Naturally, we should talk about it. But last time I tried to have this conversation, he got upset that I was questioning his commitment to an equal division of labor. And understandably so. When you talk about this with a progressive guy, you’re cutting right to the heart of who he believes he is. But the good news is that who he believes he is, aspires to be, and is constantly becoming, is something that I admire, respect, and love. And aspire to myself. That’s definitely a great start.

Thursday, June 5, 2008

Adventures in spontaneous lying

I officially retract the request for sainthood in my previous blog post. I just told a bald faced lie to the Dean of Admissions at OutofTownStateSchool.

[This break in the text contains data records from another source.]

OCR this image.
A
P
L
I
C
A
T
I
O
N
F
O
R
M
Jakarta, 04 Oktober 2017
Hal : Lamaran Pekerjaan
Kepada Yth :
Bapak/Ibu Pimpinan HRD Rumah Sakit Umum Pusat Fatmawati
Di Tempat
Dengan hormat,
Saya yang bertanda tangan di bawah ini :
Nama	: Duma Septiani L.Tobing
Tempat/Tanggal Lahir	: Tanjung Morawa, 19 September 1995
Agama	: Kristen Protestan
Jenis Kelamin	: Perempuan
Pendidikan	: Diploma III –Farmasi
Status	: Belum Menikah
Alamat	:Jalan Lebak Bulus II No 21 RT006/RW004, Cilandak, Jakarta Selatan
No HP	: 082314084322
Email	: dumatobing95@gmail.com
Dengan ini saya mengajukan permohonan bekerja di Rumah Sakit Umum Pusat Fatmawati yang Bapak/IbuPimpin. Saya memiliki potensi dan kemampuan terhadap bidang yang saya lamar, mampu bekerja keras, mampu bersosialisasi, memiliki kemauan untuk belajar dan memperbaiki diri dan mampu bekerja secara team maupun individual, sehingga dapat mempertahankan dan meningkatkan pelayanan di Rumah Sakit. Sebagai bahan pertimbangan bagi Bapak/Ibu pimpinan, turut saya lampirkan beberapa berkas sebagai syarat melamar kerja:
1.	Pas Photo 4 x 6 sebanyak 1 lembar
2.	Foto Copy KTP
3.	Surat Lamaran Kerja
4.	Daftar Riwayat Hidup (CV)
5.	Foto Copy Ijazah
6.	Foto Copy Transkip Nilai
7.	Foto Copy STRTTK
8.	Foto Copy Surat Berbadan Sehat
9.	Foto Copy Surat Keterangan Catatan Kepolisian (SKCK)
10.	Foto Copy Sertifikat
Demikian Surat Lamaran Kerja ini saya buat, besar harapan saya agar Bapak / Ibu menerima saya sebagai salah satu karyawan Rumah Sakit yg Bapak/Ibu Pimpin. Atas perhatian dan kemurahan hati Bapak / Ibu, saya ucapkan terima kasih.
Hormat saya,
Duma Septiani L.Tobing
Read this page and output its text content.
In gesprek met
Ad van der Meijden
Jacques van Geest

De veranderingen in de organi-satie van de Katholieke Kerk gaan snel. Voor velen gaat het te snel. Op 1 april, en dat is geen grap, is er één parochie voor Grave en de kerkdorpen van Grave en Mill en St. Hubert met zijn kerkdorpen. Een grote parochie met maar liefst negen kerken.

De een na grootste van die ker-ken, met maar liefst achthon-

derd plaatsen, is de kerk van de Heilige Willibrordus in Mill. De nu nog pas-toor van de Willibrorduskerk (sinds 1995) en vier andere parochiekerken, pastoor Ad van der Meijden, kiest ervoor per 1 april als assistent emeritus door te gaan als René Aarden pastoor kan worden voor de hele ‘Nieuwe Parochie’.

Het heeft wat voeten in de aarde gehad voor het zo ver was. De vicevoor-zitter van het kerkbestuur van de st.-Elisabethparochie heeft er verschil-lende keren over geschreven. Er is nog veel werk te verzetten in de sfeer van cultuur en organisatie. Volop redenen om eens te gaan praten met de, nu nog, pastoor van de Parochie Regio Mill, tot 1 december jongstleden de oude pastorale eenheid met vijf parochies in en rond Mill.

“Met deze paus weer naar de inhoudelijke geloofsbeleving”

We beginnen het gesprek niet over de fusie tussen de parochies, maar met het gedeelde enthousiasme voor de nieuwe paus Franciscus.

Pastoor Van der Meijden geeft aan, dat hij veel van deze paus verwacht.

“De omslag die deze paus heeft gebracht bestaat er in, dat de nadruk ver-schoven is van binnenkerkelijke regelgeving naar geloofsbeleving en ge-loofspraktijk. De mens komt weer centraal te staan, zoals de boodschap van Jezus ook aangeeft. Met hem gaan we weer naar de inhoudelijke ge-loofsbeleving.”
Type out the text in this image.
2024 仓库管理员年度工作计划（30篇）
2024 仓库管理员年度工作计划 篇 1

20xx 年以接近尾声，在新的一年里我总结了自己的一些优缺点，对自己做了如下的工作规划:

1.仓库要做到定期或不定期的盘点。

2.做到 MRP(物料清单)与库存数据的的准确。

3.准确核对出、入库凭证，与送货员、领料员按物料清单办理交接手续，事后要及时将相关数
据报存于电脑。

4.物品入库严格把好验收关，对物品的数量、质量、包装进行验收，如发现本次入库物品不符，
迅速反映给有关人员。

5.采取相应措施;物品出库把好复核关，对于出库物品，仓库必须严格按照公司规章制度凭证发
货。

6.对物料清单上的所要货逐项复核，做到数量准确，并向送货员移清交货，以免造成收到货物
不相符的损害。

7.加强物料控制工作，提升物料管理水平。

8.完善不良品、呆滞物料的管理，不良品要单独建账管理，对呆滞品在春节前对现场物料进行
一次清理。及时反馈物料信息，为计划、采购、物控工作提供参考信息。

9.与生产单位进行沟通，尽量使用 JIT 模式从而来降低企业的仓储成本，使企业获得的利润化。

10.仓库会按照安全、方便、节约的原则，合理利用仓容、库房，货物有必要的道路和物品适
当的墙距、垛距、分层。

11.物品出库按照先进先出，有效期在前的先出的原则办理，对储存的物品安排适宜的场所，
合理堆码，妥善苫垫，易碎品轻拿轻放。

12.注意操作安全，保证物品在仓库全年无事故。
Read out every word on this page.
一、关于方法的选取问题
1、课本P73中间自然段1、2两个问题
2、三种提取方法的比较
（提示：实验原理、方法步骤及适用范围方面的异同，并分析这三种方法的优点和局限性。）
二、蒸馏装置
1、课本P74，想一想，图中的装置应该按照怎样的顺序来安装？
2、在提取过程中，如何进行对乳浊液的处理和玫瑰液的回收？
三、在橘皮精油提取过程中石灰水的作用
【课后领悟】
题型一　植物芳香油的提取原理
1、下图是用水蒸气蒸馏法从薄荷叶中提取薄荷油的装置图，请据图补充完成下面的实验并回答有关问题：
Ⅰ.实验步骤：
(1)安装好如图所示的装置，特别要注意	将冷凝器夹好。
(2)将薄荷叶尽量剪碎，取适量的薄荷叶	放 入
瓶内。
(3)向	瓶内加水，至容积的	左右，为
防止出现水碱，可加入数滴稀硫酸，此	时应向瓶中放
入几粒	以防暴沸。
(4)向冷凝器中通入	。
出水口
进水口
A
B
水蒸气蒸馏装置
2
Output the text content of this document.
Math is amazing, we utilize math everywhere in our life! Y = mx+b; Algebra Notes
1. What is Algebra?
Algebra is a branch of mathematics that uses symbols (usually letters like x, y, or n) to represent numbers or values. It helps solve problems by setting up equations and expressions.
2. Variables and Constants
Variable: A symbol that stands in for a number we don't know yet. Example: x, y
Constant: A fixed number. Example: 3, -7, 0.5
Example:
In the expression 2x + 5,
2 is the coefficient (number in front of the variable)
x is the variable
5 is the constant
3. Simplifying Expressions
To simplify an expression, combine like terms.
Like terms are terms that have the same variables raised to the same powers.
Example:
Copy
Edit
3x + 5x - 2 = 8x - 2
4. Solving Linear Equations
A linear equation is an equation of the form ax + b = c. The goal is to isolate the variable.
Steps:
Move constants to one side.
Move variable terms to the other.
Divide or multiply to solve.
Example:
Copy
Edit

A couple of weeks ago, they sent out a semi-threatening e-mail, asking people to re-confirm their intent to attend based on data they had from LSAC saying that a large percentage of their incoming class had put seat deposits down for other schools. At the time, this didn't technically apply to me, since I hadn't put my seat deposit down for ITSS, and they didn't require a response till June 9, so I thought I had plenty of time to put down my seat deposit, kind of sit on the decision for a while and make sure I was doing the right thing, and then reply to OTSS, telling them I regretted to inform them I would not be attending by the date they'd requested.

My well-laid plans were completely ruined when I received a personal phone call today from the Dean of Admissions of OTSS. To begin with, I shouldn't have answered the phone in the first place. I normally don’t answer phone numbers I don’t recognize, but with job hunting and law school admissions I've become accustomed to having to do so. So when she asked me point blank if I was coming, as a knee jerk response I said yes. Translation: No, but after all this work and the money I paid for my seat deposit, I'm not ready to give up my right to change my mind. Then she asked if I had seat deposits at any other schools or was on any other wait-lists, and I also said yes. I told her that I'd been admitted to another school at a very late date, and that put me in a difficult position of having to make some quick decisions (that part is true). And then she went on about how the Assistant Dean was out of town for the rest of the week, and she had access to all the e-mail correspondence. I did my best to get out of the call by saying that I would touch base with her early next week when she got back.

I feel terrible. Particularly because part of the reason that I couldn't bear to tell her I'm probably not going to OTSS on the phone is that I like her so much. She reminds me of my mom. With an office. I planned to just e-mail the form back to the Assistant Dean, who I don't even really know, and let her put my name on a list of ungrateful admits not accepting their generous offer of admission. And then I would never hear from them again. When I sent in the form telling BsHomeTownStateSchool that I wouldn't be attending, the avalanche of correspondence came to an abrupt and final end. They didn't ask me for reasons or make me feel bad. It was the cleanest of clean breakups. I was irrationally afraid that if I told her on the phone, she would ask me why. Did I not like the students I met? Enjoy the classes I went to? Get a good enough tour?

So now I need to just rip the band-aid off and e-mail the assistant dean. And then stop answering calls from mysterious out of town area codes.